Renovando pressão sobre a União Europeia, o governo do Reino Unido anunciou nesta terça-feira, 17, um plano unilateral de novas medidas sobre o comércio pós-Brexit. O projeto, que só será apresentado formalmente nas próximas semanas, na prática descarta partes do “Protocolo da Irlanda do Norte”, um acordo comercial assinado com o bloco há menos de dois anos e que o governo britânico diz ser “impraticável”.
Segundo o Reino Unido, a decisão de mudar o tratado juridicamente vinculativo, o que seria uma possível violação do direito internacional, funcionaria como um seguro caso não consiga chegar a um acordo com o bloco para encerrar uma extensa disputa sobre regras comerciais após a saída da UE.
Segundo a secretária de Relações Exteriores do Reino Unido, Liz Truss, a medida planejada facilitaria o movimento de mercadorias, aplicaria o regime tributário do Reino Unido na Irlanda do Norte e daria a Londres mais voz sobre as leis que regem a província. Ela afirmou ainda que a proposta não violaria a lei internacional, e que o Reino Unido não queria desfazer o protocolo, apenas para cumprir seus “objetivos”.
“Nossa preferência continua sendo uma solução negociada com a União Europeia e, paralelamente à introdução da legislação, continuamos abertos a novas negociações”, disse Truss ao parlamento sob vaias da oposição.

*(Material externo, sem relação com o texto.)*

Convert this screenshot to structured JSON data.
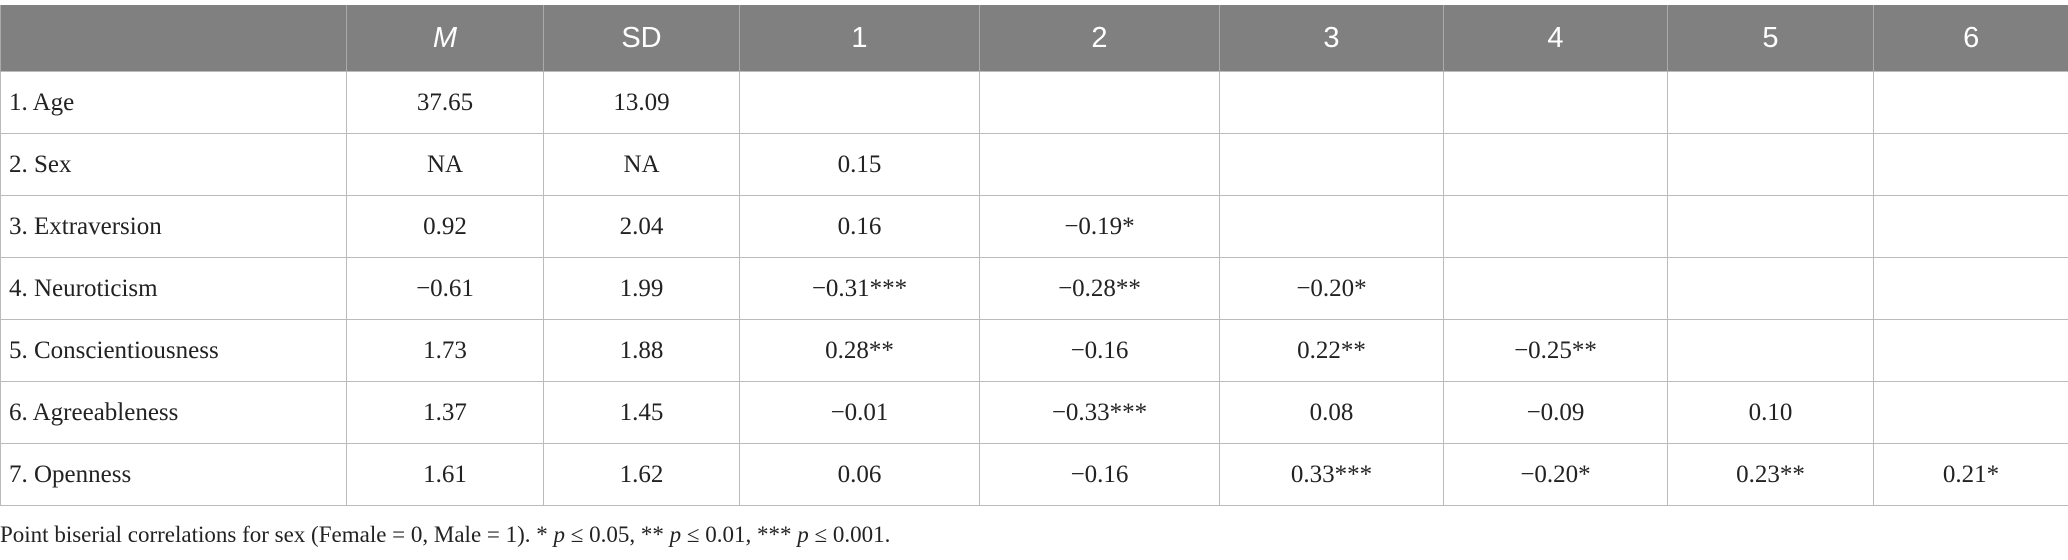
{
  "table": {
    "columns": [
      null,
      "M",
      "SD",
      "1",
      "2",
      "3",
      "4",
      "5",
      "6"
    ],
    "rows": [
      [
        "1. Age",
        "37.65",
        "13.09",
        null,
        null,
        null,
        null,
        null,
        null
      ],
      [
        "2. Sex",
        "NA",
        "NA",
        "0.15",
        null,
        null,
        null,
        null,
        null
      ],
      [
        "3. Extraversion",
        "0.92",
        "2.04",
        "0.16",
        "−0.19*",
        null,
        null,
        null,
        null
      ],
      [
        "4. Neuroticism",
        "−0.61",
        "1.99",
        "−0.31***",
        "−0.28**",
        "−0.20*",
        null,
        null,
        null
      ],
      [
        "5. Conscientiousness",
        "1.73",
        "1.88",
        "0.28**",
        "−0.16",
        "0.22**",
        "−0.25**",
        null,
        null
      ],
      [
        "6. Agreeableness",
        "1.37",
        "1.45",
        "−0.01",
        "−0.33***",
        "0.08",
        "−0.09",
        "0.10",
        null
      ],
      [
        "7. Openness",
        "1.61",
        "1.62",
        "0.06",
        "−0.16",
        "0.33***",
        "−0.20*",
        "0.23**",
        "0.21*"
      ]
    ]
  },
  "footnote": [
    "Point biserial correlations for sex (Female = 0, Male = 1). * ",
    "p",
    " ≤ 0.05, ** ",
    "p",
    " ≤ 0.01, *** ",
    "p",
    " ≤ 0.001."
  ]
}
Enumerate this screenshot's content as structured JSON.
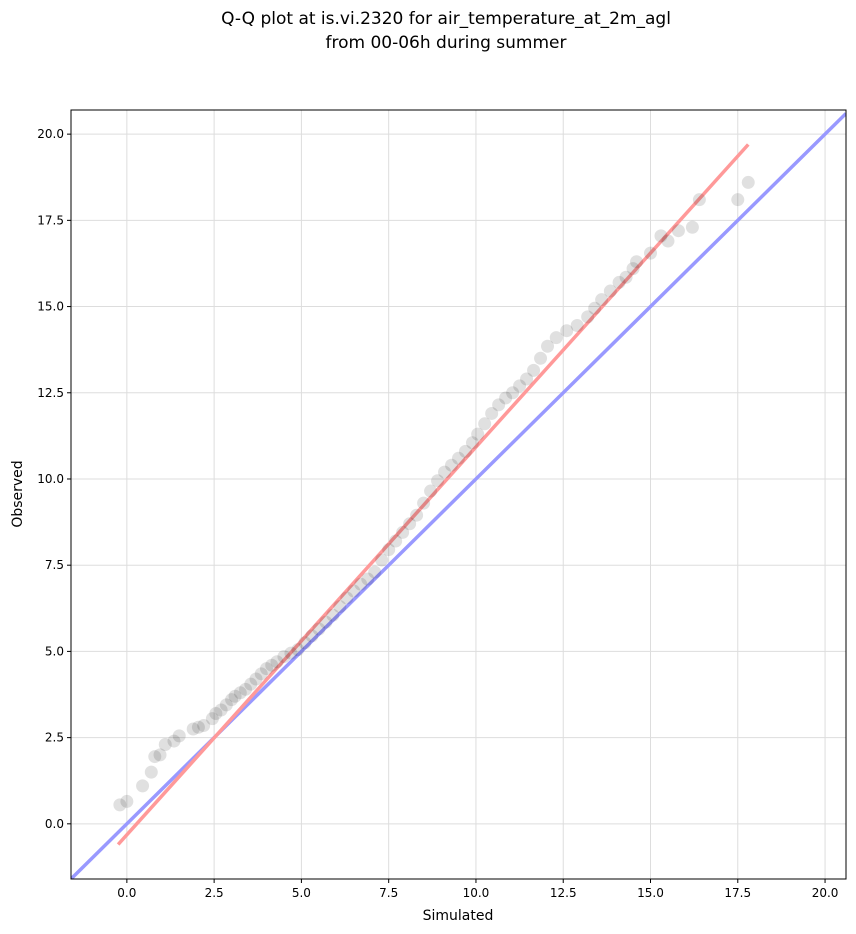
{
  "chart_data": {
    "type": "scatter",
    "title_lines": [
      "Q-Q plot at is.vi.2320 for air_temperature_at_2m_agl",
      "from 00-06h during summer"
    ],
    "xlabel": "Simulated",
    "ylabel": "Observed",
    "xlim": [
      -1.6,
      20.6
    ],
    "ylim": [
      -1.6,
      20.7
    ],
    "xticks": [
      0.0,
      2.5,
      5.0,
      7.5,
      10.0,
      12.5,
      15.0,
      17.5,
      20.0
    ],
    "yticks": [
      0.0,
      2.5,
      5.0,
      7.5,
      10.0,
      12.5,
      15.0,
      17.5,
      20.0
    ],
    "xtick_labels": [
      "0.0",
      "2.5",
      "5.0",
      "7.5",
      "10.0",
      "12.5",
      "15.0",
      "17.5",
      "20.0"
    ],
    "ytick_labels": [
      "0.0",
      "2.5",
      "5.0",
      "7.5",
      "10.0",
      "12.5",
      "15.0",
      "17.5",
      "20.0"
    ],
    "grid": true,
    "colors": {
      "points": "#000000",
      "identity_line": "#9999ff",
      "fit_line": "#ff9999"
    },
    "identity_line": {
      "x": [
        -1.6,
        20.6
      ],
      "y": [
        -1.6,
        20.6
      ]
    },
    "fit_line": {
      "x": [
        -0.25,
        17.8
      ],
      "y": [
        -0.6,
        19.7
      ]
    },
    "points": [
      [
        -0.2,
        0.55
      ],
      [
        0.0,
        0.65
      ],
      [
        0.45,
        1.1
      ],
      [
        0.7,
        1.5
      ],
      [
        0.8,
        1.95
      ],
      [
        0.95,
        2.0
      ],
      [
        1.1,
        2.3
      ],
      [
        1.35,
        2.4
      ],
      [
        1.5,
        2.55
      ],
      [
        1.9,
        2.75
      ],
      [
        2.05,
        2.8
      ],
      [
        2.2,
        2.85
      ],
      [
        2.45,
        3.05
      ],
      [
        2.55,
        3.2
      ],
      [
        2.7,
        3.3
      ],
      [
        2.85,
        3.45
      ],
      [
        3.0,
        3.6
      ],
      [
        3.1,
        3.7
      ],
      [
        3.25,
        3.8
      ],
      [
        3.4,
        3.9
      ],
      [
        3.55,
        4.05
      ],
      [
        3.7,
        4.2
      ],
      [
        3.85,
        4.35
      ],
      [
        4.0,
        4.5
      ],
      [
        4.15,
        4.6
      ],
      [
        4.3,
        4.7
      ],
      [
        4.5,
        4.85
      ],
      [
        4.7,
        4.95
      ],
      [
        4.9,
        5.05
      ],
      [
        5.1,
        5.25
      ],
      [
        5.3,
        5.45
      ],
      [
        5.5,
        5.65
      ],
      [
        5.7,
        5.85
      ],
      [
        5.9,
        6.05
      ],
      [
        6.1,
        6.3
      ],
      [
        6.3,
        6.55
      ],
      [
        6.5,
        6.75
      ],
      [
        6.7,
        6.95
      ],
      [
        6.9,
        7.1
      ],
      [
        7.1,
        7.3
      ],
      [
        7.3,
        7.65
      ],
      [
        7.5,
        7.95
      ],
      [
        7.7,
        8.2
      ],
      [
        7.9,
        8.45
      ],
      [
        8.1,
        8.7
      ],
      [
        8.3,
        8.95
      ],
      [
        8.5,
        9.3
      ],
      [
        8.7,
        9.65
      ],
      [
        8.9,
        9.95
      ],
      [
        9.1,
        10.2
      ],
      [
        9.3,
        10.4
      ],
      [
        9.5,
        10.6
      ],
      [
        9.7,
        10.8
      ],
      [
        9.9,
        11.05
      ],
      [
        10.05,
        11.3
      ],
      [
        10.25,
        11.6
      ],
      [
        10.45,
        11.9
      ],
      [
        10.65,
        12.15
      ],
      [
        10.85,
        12.35
      ],
      [
        11.05,
        12.5
      ],
      [
        11.25,
        12.7
      ],
      [
        11.45,
        12.9
      ],
      [
        11.65,
        13.15
      ],
      [
        11.85,
        13.5
      ],
      [
        12.05,
        13.85
      ],
      [
        12.3,
        14.1
      ],
      [
        12.6,
        14.3
      ],
      [
        12.9,
        14.45
      ],
      [
        13.2,
        14.7
      ],
      [
        13.4,
        14.95
      ],
      [
        13.6,
        15.2
      ],
      [
        13.85,
        15.45
      ],
      [
        14.1,
        15.7
      ],
      [
        14.3,
        15.85
      ],
      [
        14.5,
        16.1
      ],
      [
        14.6,
        16.3
      ],
      [
        15.0,
        16.55
      ],
      [
        15.3,
        17.05
      ],
      [
        15.5,
        16.9
      ],
      [
        15.8,
        17.2
      ],
      [
        16.2,
        17.3
      ],
      [
        16.4,
        18.1
      ],
      [
        17.5,
        18.1
      ],
      [
        17.8,
        18.6
      ]
    ]
  }
}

Na segunda-feira, o primeiro-ministro britânico, Boris Johnson, chegou a ressaltar a necessidade de uma opção de “seguro” para poder anular unilateralmente algumas regras comerciais pós-Brexit porque o protocolo, como está, ameaçava uma paz duramente conquistada pelos britânicos.
A União Europeia disse que “precisará responder com todas as medidas à sua disposição” se o Reino Unido avançar com mudanças unilaterais.
“O Protocolo [da Irlanda do Norte] é um acordo internacional assinado pela UE e pelo Reino Unido. Ações unilaterais que contrariem um acordo internacional não são aceitáveis”, disse o vice-presidente da Comissão Europeia, Maros Sefcovic.
Em 2019, o primeiro-ministro do Reino Unido, Boris Johnson, concordou com o Protocolo da Irlanda do Norte. A decisão foi tomada à medida que o Acordo da Sexta-Feira Santa, que encerrou décadas de conflito entre norte-irlandeses favoráveis à permanência no Reino Unido e os que desejavam unificação com a Irlanda em 1998, impede a criação de fronteiras físicas entre os países. Como solução, as partes se comprometeram em manter a Irlanda do Norte dentro do mercado comum europeu e a fiscalização passaria a ser feita na fronteira marítima entre a ilha irlandesa e a Grã-Bretanha, que inclui Inglaterra, Escócia e País de Gales.
Em outubro, em meio às tensões com o governo britânico, a UE anunciou um plano para reduzir em 80% os controles alfandegários e sanitários de produtos de origem animal e vegetal que entram na Irlanda do Norte. A oferta foi parte de um pacote em várias frentes para tentar solucionar problemas nos arranjos comerciais pós-Brexit que, segundo Londres, estão reacendendo tensões e afetando a paz e a estabilidade regional.
No âmbito dos alimentos, por exemplo, inspeções congestionaram portos e deixaram prateleiras vazias, fazendo com que a UE suspendesse duas vezes a implementação dessa parte do acordo desde dezembro de 2020. Para diminuir congestionamentos e filas, caminhões que transportam essas mercadorias teriam acesso a vias expressas e veículos que transportam tipos diferentes de alimentos não precisariam de um certificado para cada, necessitando de apenas um para o conjunto.
A medida é semelhante à proposta para medicamentos, na qual laboratórios sediados no Reino Unido poderão continuar fornecendo produtos para a Irlanda do Norte, desde que estejam devidamente rotulados para evitar que cheguem ao mercado europeu.